Currently under extensive restoration, Bletchley Park, where Alan Turning created the first computer to break the Nazi Enigma codes, will launch the educational centre next year.
The partnership between cybersecurity leaders McAfee and the trust which owns the site will last five years and hopes to host 16,000 children a year to the learning zone.
Once restoration is complete, Bletchley Park Trust expects to attract a quarter of a million visitors per year to the site, which is located near Milton Keynes.
The trust is aiming to have the work completed by next June, in time for the 70th anniversary of the D-Day landings, the success of which greatly depended on the codebreakers.

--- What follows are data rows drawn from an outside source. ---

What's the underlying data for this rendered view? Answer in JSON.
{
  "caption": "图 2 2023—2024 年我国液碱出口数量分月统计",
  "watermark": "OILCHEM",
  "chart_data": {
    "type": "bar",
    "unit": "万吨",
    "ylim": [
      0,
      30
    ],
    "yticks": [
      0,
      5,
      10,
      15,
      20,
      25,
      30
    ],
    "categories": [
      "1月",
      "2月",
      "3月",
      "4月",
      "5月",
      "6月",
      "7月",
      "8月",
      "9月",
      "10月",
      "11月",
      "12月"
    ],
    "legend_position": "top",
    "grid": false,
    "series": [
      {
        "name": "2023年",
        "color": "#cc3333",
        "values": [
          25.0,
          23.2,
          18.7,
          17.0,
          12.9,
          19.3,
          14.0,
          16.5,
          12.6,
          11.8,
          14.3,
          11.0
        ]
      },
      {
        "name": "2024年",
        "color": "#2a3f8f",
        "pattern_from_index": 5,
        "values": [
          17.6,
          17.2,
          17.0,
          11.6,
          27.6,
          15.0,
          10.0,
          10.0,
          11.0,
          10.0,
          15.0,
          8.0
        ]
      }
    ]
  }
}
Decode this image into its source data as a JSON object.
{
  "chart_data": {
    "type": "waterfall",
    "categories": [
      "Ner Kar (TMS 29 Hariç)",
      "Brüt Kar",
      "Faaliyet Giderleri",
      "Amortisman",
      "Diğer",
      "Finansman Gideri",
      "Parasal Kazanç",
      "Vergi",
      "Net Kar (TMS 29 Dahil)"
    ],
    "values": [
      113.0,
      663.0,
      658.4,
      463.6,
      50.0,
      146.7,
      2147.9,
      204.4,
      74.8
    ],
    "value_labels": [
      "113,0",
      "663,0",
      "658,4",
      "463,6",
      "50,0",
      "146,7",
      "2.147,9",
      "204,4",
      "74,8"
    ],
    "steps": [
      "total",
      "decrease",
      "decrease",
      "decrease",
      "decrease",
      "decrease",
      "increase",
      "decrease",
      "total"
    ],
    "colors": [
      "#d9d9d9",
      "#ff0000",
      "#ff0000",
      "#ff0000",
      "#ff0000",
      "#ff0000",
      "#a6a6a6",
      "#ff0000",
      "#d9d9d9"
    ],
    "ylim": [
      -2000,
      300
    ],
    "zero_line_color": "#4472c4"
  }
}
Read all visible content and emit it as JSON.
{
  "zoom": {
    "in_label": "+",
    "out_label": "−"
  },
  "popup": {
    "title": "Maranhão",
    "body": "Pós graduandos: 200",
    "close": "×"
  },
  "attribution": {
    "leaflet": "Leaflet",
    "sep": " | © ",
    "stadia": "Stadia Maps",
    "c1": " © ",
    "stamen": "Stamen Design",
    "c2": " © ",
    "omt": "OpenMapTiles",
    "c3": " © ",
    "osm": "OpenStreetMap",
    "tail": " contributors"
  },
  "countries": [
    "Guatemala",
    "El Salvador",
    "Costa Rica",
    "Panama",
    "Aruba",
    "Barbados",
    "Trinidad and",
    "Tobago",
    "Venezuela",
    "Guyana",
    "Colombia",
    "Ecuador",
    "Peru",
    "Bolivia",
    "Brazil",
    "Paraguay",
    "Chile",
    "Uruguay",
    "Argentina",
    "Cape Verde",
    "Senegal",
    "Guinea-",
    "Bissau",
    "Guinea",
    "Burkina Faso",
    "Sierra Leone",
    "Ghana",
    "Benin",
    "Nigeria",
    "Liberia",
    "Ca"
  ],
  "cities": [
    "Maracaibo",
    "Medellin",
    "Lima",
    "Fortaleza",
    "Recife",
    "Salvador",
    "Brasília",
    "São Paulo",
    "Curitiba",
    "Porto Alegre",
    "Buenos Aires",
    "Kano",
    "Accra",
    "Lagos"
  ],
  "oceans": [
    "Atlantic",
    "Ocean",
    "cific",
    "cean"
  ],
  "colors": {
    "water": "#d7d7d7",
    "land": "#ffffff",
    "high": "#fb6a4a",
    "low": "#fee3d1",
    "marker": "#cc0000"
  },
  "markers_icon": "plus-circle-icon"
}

The onsite learning programme will be supported by McAfee's Online Safety for Kids programme, which will see McAfee staff volunteer to teach safety courses and provide schools, children, and parents with helpful tips and information on safely navigating cyberspace.
"The codebreakers at Bletchley Park during World War Two battled against the very real threat of invasion" said Sir John Scarlett, Chairman of the Bletchley Park Trust.
"Today, when we live so much of our lives online, it is vital to understand how best to remain safe in the digital world. Our strategic partnership with McAfee is a fitting tribute to the pioneering men and women who helped to shorten World War Two."
As part of the scheme, McAfee is creating the new post of Online Safety Education Officer, who will be based at Bletchley Park and provide e-learning strategies, advice and training. Applications for the job are open now.